Captain Desjani nodded. “We’ll know soon. Initial optical and full spectrum scans show installations with heat signatures, so something’s still active there, but we need more data. There’s definitely not a major naval force nearby, though. We’d be seeing some signs of that by now even if the information was time-late.”
Thank the ancestors for not-so-small blessings, Geary thought irreverently. In fact, space traffic in the system seemed light. Geary, unconsciously anticipating the sort of system jump traffic he’d been used to, instead saw no interstellar shipping passing through en route to the various jump locations. What in-system traffic had been spotted, running between the inhabited planet and what must be various off-planet mining and manufacturing sites, was confined to the plane of the system and clustered among the inner planets. Where the hell is everybody? Geary couldn’t help wondering, even though he knew that thanks to the hypernet “everybody” didn’t have to go through Corvus or systems like it anymore.
Geary tapped a communications circuit, having painstakingly learned how to use his controls during the jump to Corvus. “This is Captain Geary for Captain Duellos and Captain Tulev. You are to take the Second and Fourth Battle Cruiser Squadrons and assume positions covering the jump exit. If any Syndic forces come through there in immediate pursuit, they must be destroyed before they can get past you.”
Geary could almost hear the anticipation of one-sided slaughter in Duellos’ and Tulev’s voices as they rogered up for the order. On his scan, Geary watched the heavy combatants of the two squadrons swinging around and moving back toward the jump point. The battle cruisers were able to accelerate quickly for their size but were comparatively lightly defended since their acceleration had been purchased by adding more propulsion power at the expense of defensive-screen capability. He’d have to hold them there long enough to nail any Syndics coming through on the heels of the Alliance fleet, but not leave them isolated as the rest of the fleet moved away. Just a simple matter of timing, with seven big warships and the lives of their crews riding on Geary’s ability to get it right.
Mines. How could I have forgotten that until now? I don’t care how much Syndic shipping gets disrupted. “Captain Duellos. Have your ships lay a minefield around the jump exit, slaved to the local star so it maintains position.”
Duellos acknowledged the newest order, sounding definitely gleeful this time. The Alliance fleet had taken some heavy loses in the Syndic home system from mines laid as part of the ambush, so Geary didn’t begrudge any desire by Alliance sailors for retaliation on that count.
Another tap on a circuit to communicate with the entire fleet. “All units, with the exception of the Second and Fourth Battle Cruiser Squadrons, are to assume standard fleet-attack formation Alpha Six immediately upon receipt of this message.” The units of the fleet, jumbled by the battle in the Syndic home system and the pell-mell retreat through the jump point, hadn’t been able to reform while in jump space and now needed to resume the semblance of an orderly formation again. Geary watched on his display as the ships and squadrons slowly acknowledged an order that took a few light-minutes to reach the farthest ships, trying not to shake his head at how scattered the fleet was.
“The fleet is still proceeding in-system at point one light speed,” Desjani reminded him. “It’s going to take some of those ships quite a while to reach their assigned positions.”
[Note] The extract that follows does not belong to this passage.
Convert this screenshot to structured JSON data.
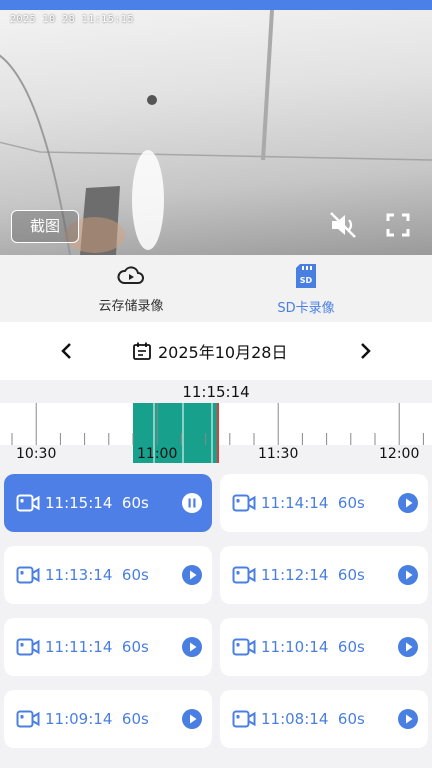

“Yeah.” Geary studied the display, still essentially empty of real-time threat information. “If we slow the fleet, individual ships will have an easier time taking station. But I don’t want to risk slowing the fleet until we’ve learned more about whatever Syndic force we’re hopefully surprising here.”
“Holding back never won a battle,” Desjani stated approvingly, in the manner of someone quoting a lesson.
Geary was still mentally shaking his head at Desjani’s statement when a chime sounded to call attention to the display. He watched as the time-late data from the inhabited world scrolled by. Analysis of imagery and things like chemical by-products in the atmosphere indicated the world was still running an industrialized economy, but with signs of inactive facilities and apparently not as heavily populated as expected given the length of time humans had been settled there. That matched what he’d heard about those systems that had been bypassed by the hypernet system slowly dying on the vine. A score of objects orbited the world, seven tagged as cold and probably mothballed and two labeled as likely military installations. No military shipping was visible in the more than eight-hour-old picture.
“The installation on the fourth world is active and assessed military,” the reconnaissance watch reported. “Two minor combatants are active near the base as of forty-one minutes time-late.”